Sic Alps: U.S. EZ

Sic Alps
U.S. EZ
Siltbreeze
2008-07-24

True to their throwback ‘60s sound San Francisco duo Sic Alps have been releasing music on cassette tapes and 7-inches through the label Animal Disguise for the past couple of years. And although their recent full-length, U.S. EZ, is available in the more modern format of compact disc the group still wallows in similiar territory, this time with the Philly-based label Siltbreeze, the same dude who brought us Eat Skull, Times New Viking, and Psychedelic Horseshit.
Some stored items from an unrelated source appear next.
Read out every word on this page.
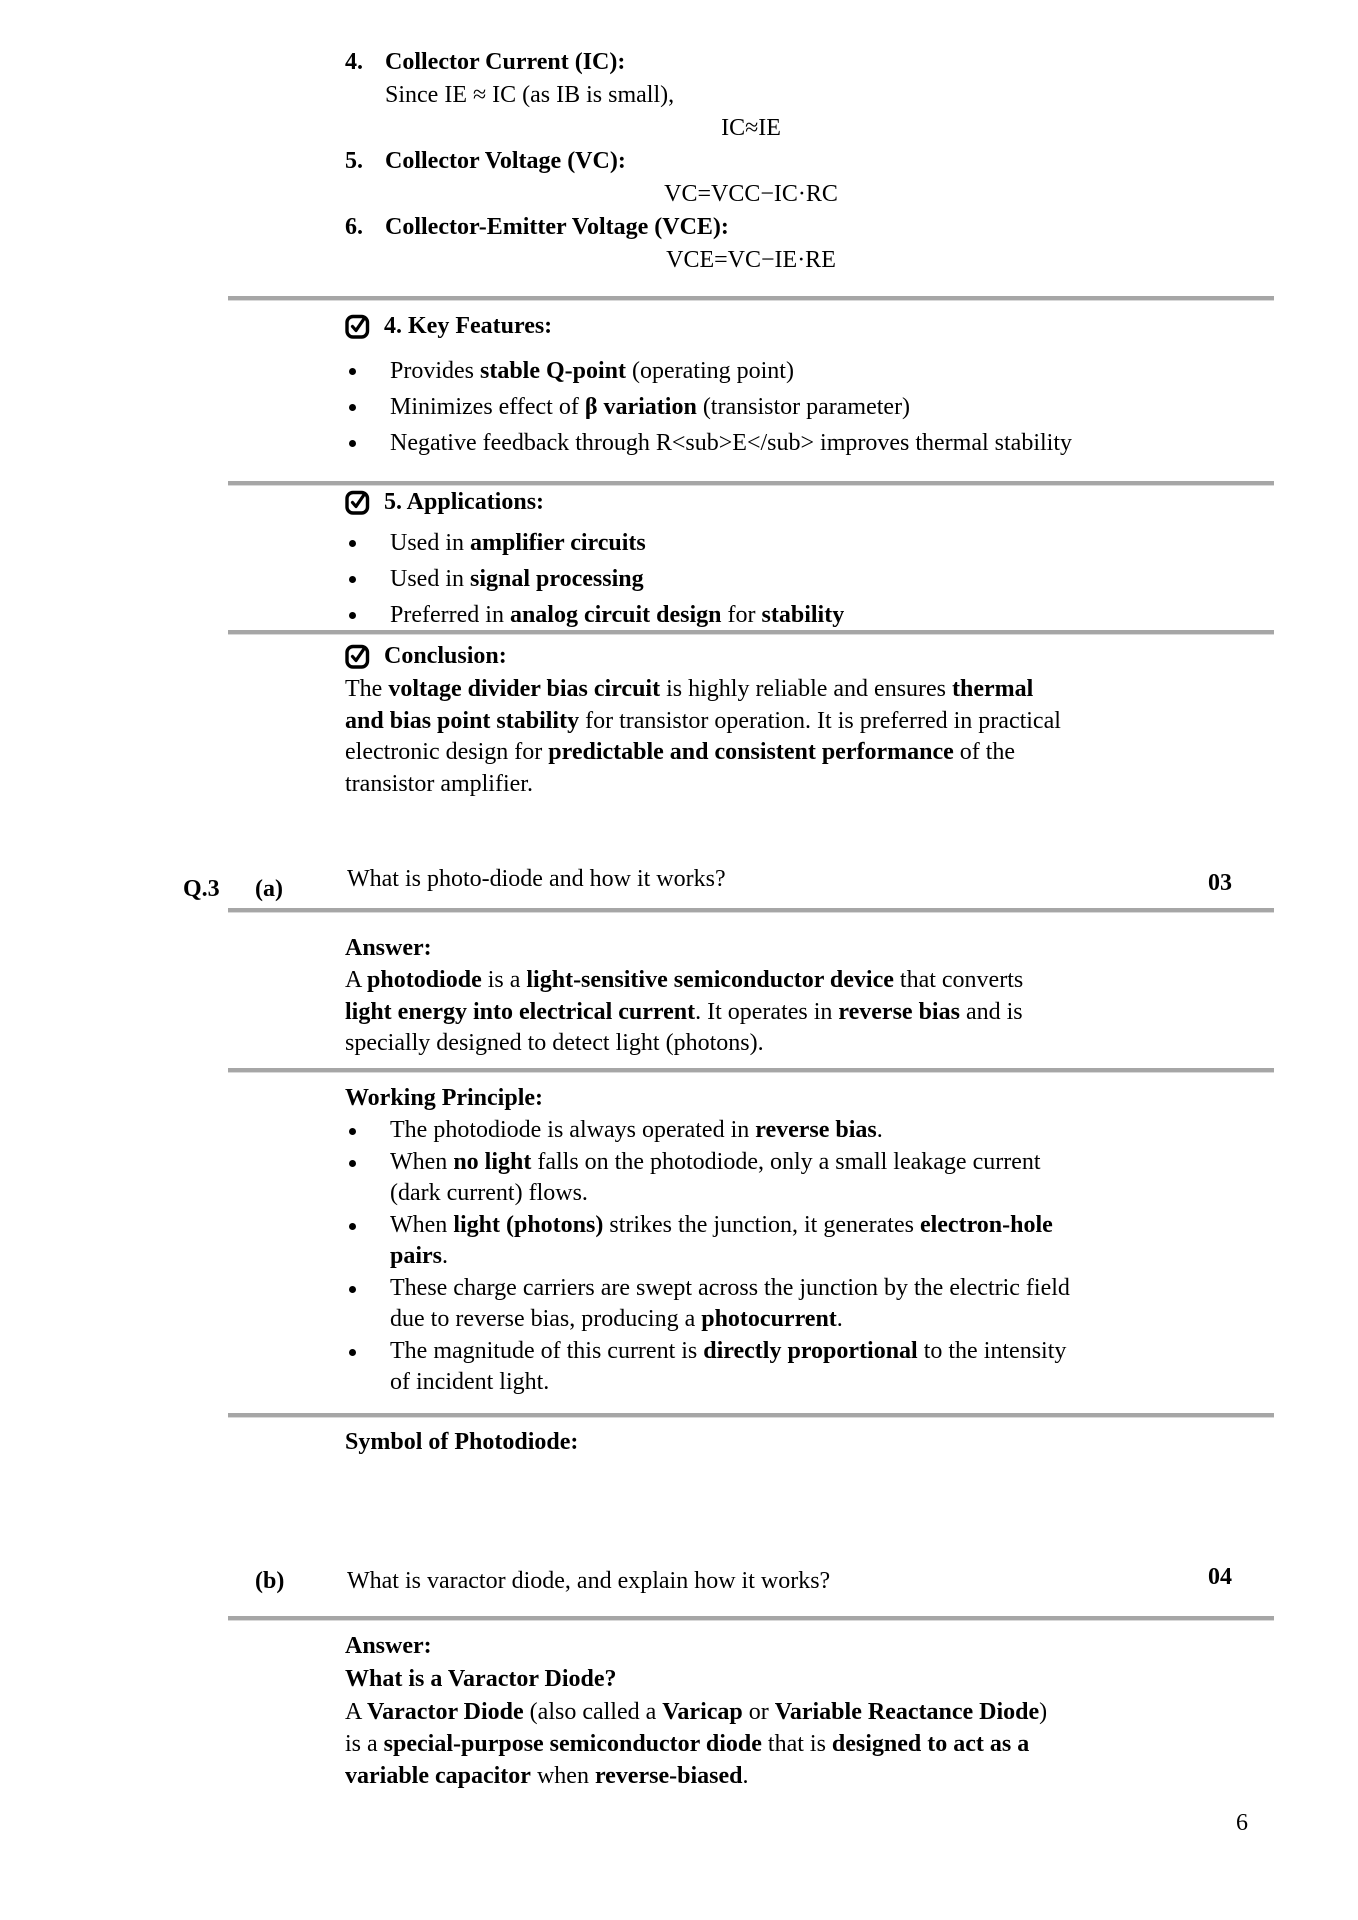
4. Collector Current (IC):
Since IE ≈ IC (as IB is small),
IC≈IE
5. Collector Voltage (VC):
VC=VCC−IC·RC
6. Collector-Emitter Voltage (VCE):
VCE=VC−IE·RE
4. Key Features:
Provides stable Q-point (operating point)
Minimizes effect of β variation (transistor parameter)
Negative feedback through R<sub>E</sub> improves thermal stability
5. Applications:
Used in amplifier circuits
Used in signal processing
Preferred in analog circuit design for stability
Conclusion:
The voltage divider bias circuit is highly reliable and ensures thermal
and bias point stability for transistor operation. It is preferred in practical
electronic design for predictable and consistent performance of the
transistor amplifier.
Q.3 (a)	What is photo-diode and how it works?	03
Answer:
A photodiode is a light-sensitive semiconductor device that converts
light energy into electrical current. It operates in reverse bias and is
specially designed to detect light (photons).
Working Principle:
The photodiode is always operated in reverse bias.
When no light falls on the photodiode, only a small leakage current
(dark current) flows.
When light (photons) strikes the junction, it generates electron-hole
pairs.
These charge carriers are swept across the junction by the electric field
due to reverse bias, producing a photocurrent.
The magnitude of this current is directly proportional to the intensity
of incident light.
Symbol of Photodiode:
(b)	What is varactor diode, and explain how it works?	04
Answer:
What is a Varactor Diode?
A Varactor Diode (also called a Varicap or Variable Reactance Diode)
is a special-purpose semiconductor diode that is designed to act as a
variable capacitor when reverse-biased.
6
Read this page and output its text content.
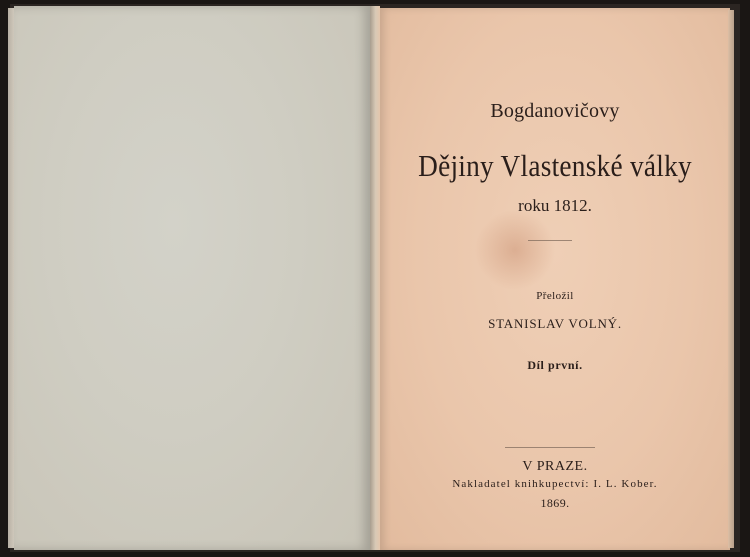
Bogdanovičovy
Dějiny Vlastenské války
roku 1812.
Přeložil
STANISLAV VOLNÝ.
Díl první.
V PRAZE.
Nakladatel knihkupectví: I. L. Kober.
1869.
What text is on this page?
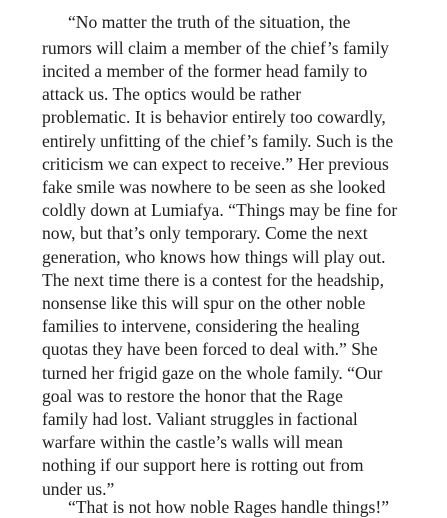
“No matter the truth of the situation, the
rumors will claim a member of the chief’s family
incited a member of the former head family to
attack us. The optics would be rather
problematic. It is behavior entirely too cowardly,
entirely unfitting of the chief’s family. Such is the
criticism we can expect to receive.” Her previous
fake smile was nowhere to be seen as she looked
coldly down at Lumiafya. “Things may be fine for
now, but that’s only temporary. Come the next
generation, who knows how things will play out.
The next time there is a contest for the headship,
nonsense like this will spur on the other noble
families to intervene, considering the healing
quotas they have been forced to deal with.” She
turned her frigid gaze on the whole family. “Our
goal was to restore the honor that the Rage
family had lost. Valiant struggles in factional
warfare within the castle’s walls will mean
nothing if our support here is rotting out from
under us.”
“That is not how noble Rages handle things!”
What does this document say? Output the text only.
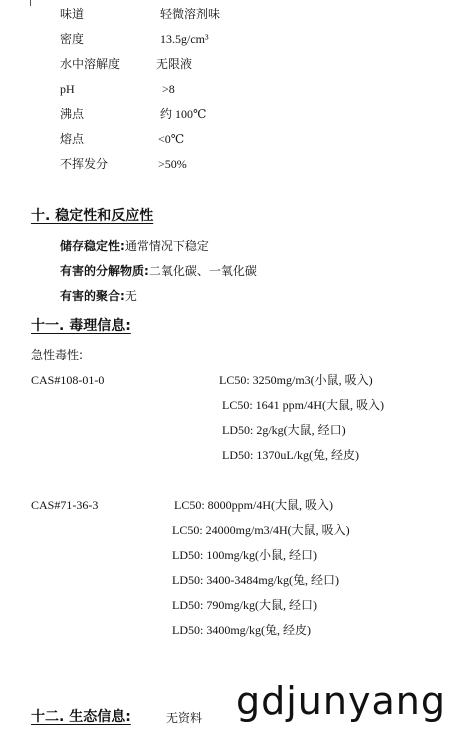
味道	轻微溶剂味
密度	13.5g/cm³
水中溶解度	无限液
pH	>8
沸点	约 100℃
熔点	<0℃
不挥发分	>50%
十. 稳定性和反应性
储存稳定性:通常情况下稳定
有害的分解物质:二氧化碳、一氧化碳
有害的聚合:无
十一. 毒理信息:
急性毒性:
CAS#108-01-0	LC50: 3250mg/m3(小鼠, 吸入)
LC50: 1641 ppm/4H(大鼠, 吸入)
LD50: 2g/kg(大鼠, 经口)
LD50: 1370uL/kg(兔, 经皮)
CAS#71-36-3	LC50: 8000ppm/4H(大鼠, 吸入)
LC50: 24000mg/m3/4H(大鼠, 吸入)
LD50: 100mg/kg(小鼠, 经口)
LD50: 3400-3484mg/kg(兔, 经口)
LD50: 790mg/kg(大鼠, 经口)
LD50: 3400mg/kg(兔, 经皮)
十二. 生态信息:	无资料 gdjunyang
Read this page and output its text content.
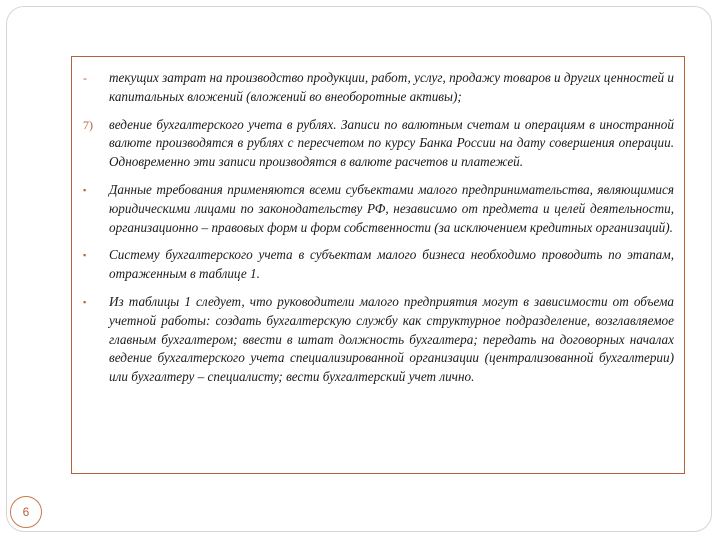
-	текущих затрат на производство продукции, работ, услуг, продажу товаров и других ценностей и капитальных вложений (вложений во внеоборотные активы);
7)	ведение бухгалтерского учета в рублях. Записи по валютным счетам и операциям в иностранной валюте производятся в рублях с пересчетом по курсу Банка России на дату совершения операции. Одновременно эти записи производятся в валюте расчетов и платежей.
▪	Данные требования применяются всеми субъектами малого предпринимательства, являющимися юридическими лицами по законодательству РФ, независимо от предмета и целей деятельности, организационно – правовых форм и форм собственности (за исключением кредитных организаций).
▪	Систему бухгалтерского учета в субъектам малого бизнеса необходимо проводить по этапам, отраженным в таблице 1.
▪	Из таблицы 1 следует, что руководители малого предприятия могут в зависимости от объема учетной работы: создать бухгалтерскую службу как структурное подразделение, возглавляемое главным бухгалтером; ввести в штат должность бухгалтера; передать на договорных началах ведение бухгалтерского учета специализированной организации (централизованной бухгалтерии) или бухгалтеру – специалисту; вести бухгалтерский учет лично.
6
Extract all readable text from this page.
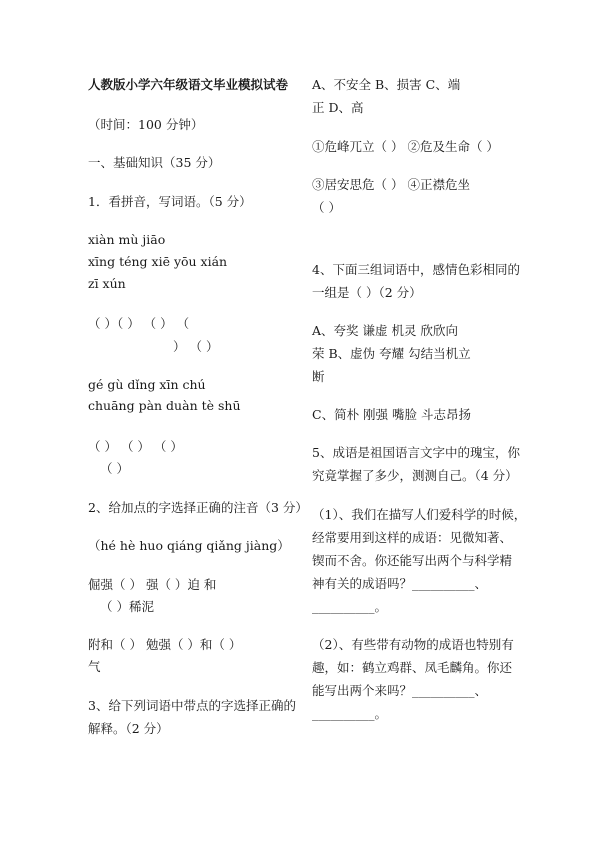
人教版小学六年级语文毕业模拟试卷
（时间：100 分钟）
一、基础知识（35 分）
1．看拼音，写词语。（5 分）
xiàn mù jiāo
xīng téng xiē yōu xián
zī xún
（ ）（ ） （ ） （
） （ ）
gé gù dǐng xīn chú
chuāng pàn duàn tè shū
（ ） （ ） （ ）
（ ）
2、给加点的字选择正确的注音（3 分）
（hé hè huo qiáng qiǎng jiàng）
倔强（ ） 强（ ）迫 和
（ ）稀泥
附和（ ） 勉强（ ）和（ ）
气
3、给下列词语中带点的字选择正确的
解释。（2 分）
A、不安全 B、损害 C、端
正 D、高
①危峰兀立（ ） ②危及生命（ ）
③居安思危（ ） ④正襟危坐
（ ）
4、下面三组词语中，感情色彩相同的
一组是（ ）（2 分）
A、夸奖 谦虚 机灵 欣欣向
荣 B、虚伪 夸耀 勾结当机立
断
C、简朴 刚强 嘴脸 斗志昂扬
5、成语是祖国语言文字中的瑰宝，你
究竟掌握了多少，测测自己。（4 分）
（1）、我们在描写人们爱科学的时候，
经常要用到这样的成语：见微知著、
锲而不舍。你还能写出两个与科学精
神有关的成语吗？__________、
__________。
（2）、有些带有动物的成语也特别有
趣，如：鹤立鸡群、凤毛麟角。你还
能写出两个来吗？__________、
__________。
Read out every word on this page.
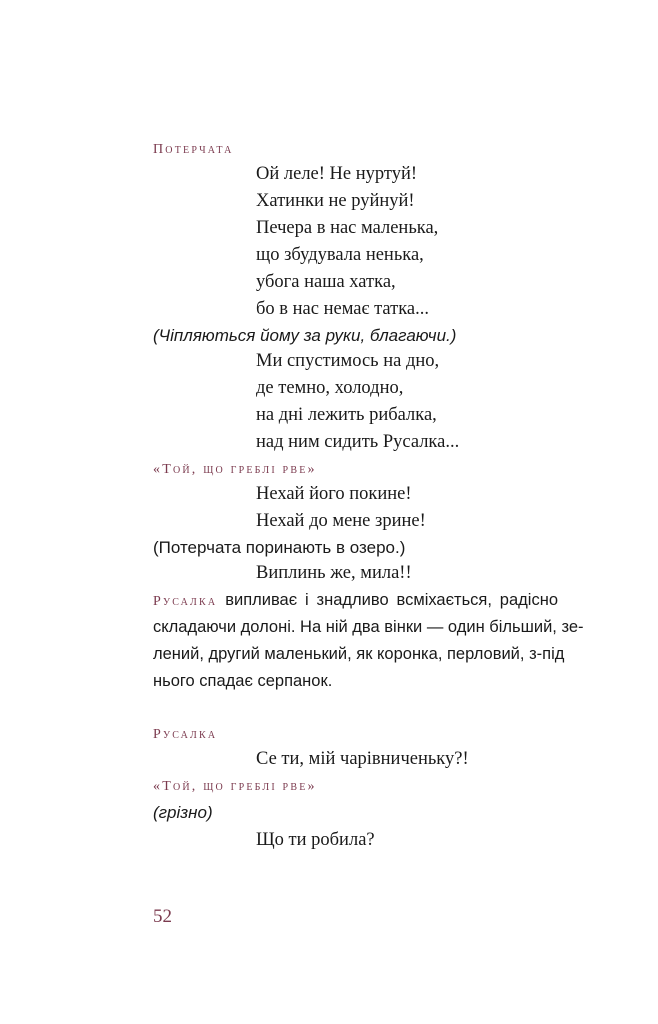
Потерчата
Ой леле! Не нуртуй!
Хатинки не руйнуй!
Печера в нас маленька,
що збудувала ненька,
убога наша хатка,
бо в нас немає татка...
(Чіпляються йому за руки, благаючи.)
Ми спустимось на дно,
де темно, холодно,
на дні лежить рибалка,
над ним сидить Русалка...
«Той, що греблі рве»
Нехай його покине!
Нехай до мене зрине!
(Потерчата поринають в озеро.)
Виплинь же, мила!!
Русалка випливає і знадливо всміхається, радісно
складаючи долоні. На ній два вінки — один більший, зе-
лений, другий маленький, як коронка, перловий, з-під
нього спадає серпанок.
Русалка
Се ти, мій чарівниченьку?!
«Той, що греблі рве»
(грізно)
Що ти робила?
52
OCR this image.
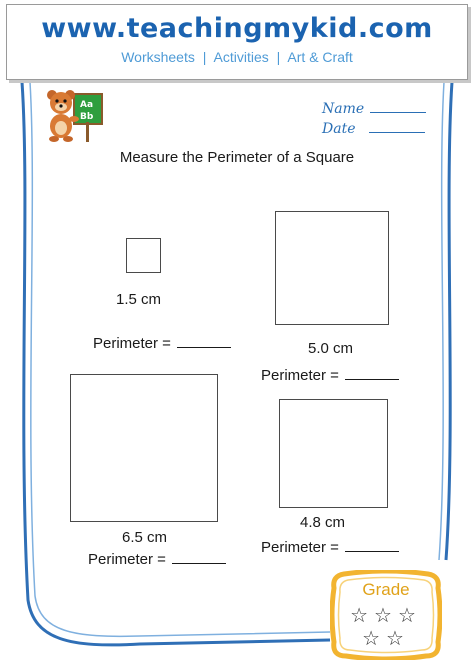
www.teachingmykid.com
Worksheets | Activities | Art & Craft
Aa
Bb	Name
Date
Measure the Perimeter of a Square
1.5 cm
Perimeter =	5.0 cm
Perimeter =
6.5 cm
Perimeter =
4.8 cm
Perimeter =
Grade
☆☆☆
☆☆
Although music writers must shy away from the industry’s new four-letter-word, “lo-fi”, Sic Alps use a stripped-down approach normally attributed to said term. Their drums are coated with distortion and their dual vocals emerge through a cloud of hissing four-track fuzz. Even though the band sullies their instruments with fuzzy-psych flavors it’s the tight-knit vocal harmonies that make Sic Alps both palatable and reminiscent of the glory days of ’60s psych-folk.

On U.S. EZ Matt Hartman and Mike Donovan give us a moderately healthy dose of their hazy psych-folk sound. They ratchet up their jangly distortion with the delicious riffage of “Bathman”, “Mater”, and opener “Massive Place”, where Hartman’s drums sound like they just fell out of a closet. But it’s when they turns the knobs down a bit that the duo’s latent harmonies emerge more clearly. “Gelly Roll Gumdrop”, Everywhere, There”, and “Sing Song Waitress” are lazy and mellowed out, with ghostly harmonies that echo and reverberate like old-school analog.

U.S. EZ should garner enough attention so that Sic Alps won’t be releasing music on casette tapes again. But the band probably prefers the grooves and scratches of a wax record, sounding like they emerged from a dusty old milk crate.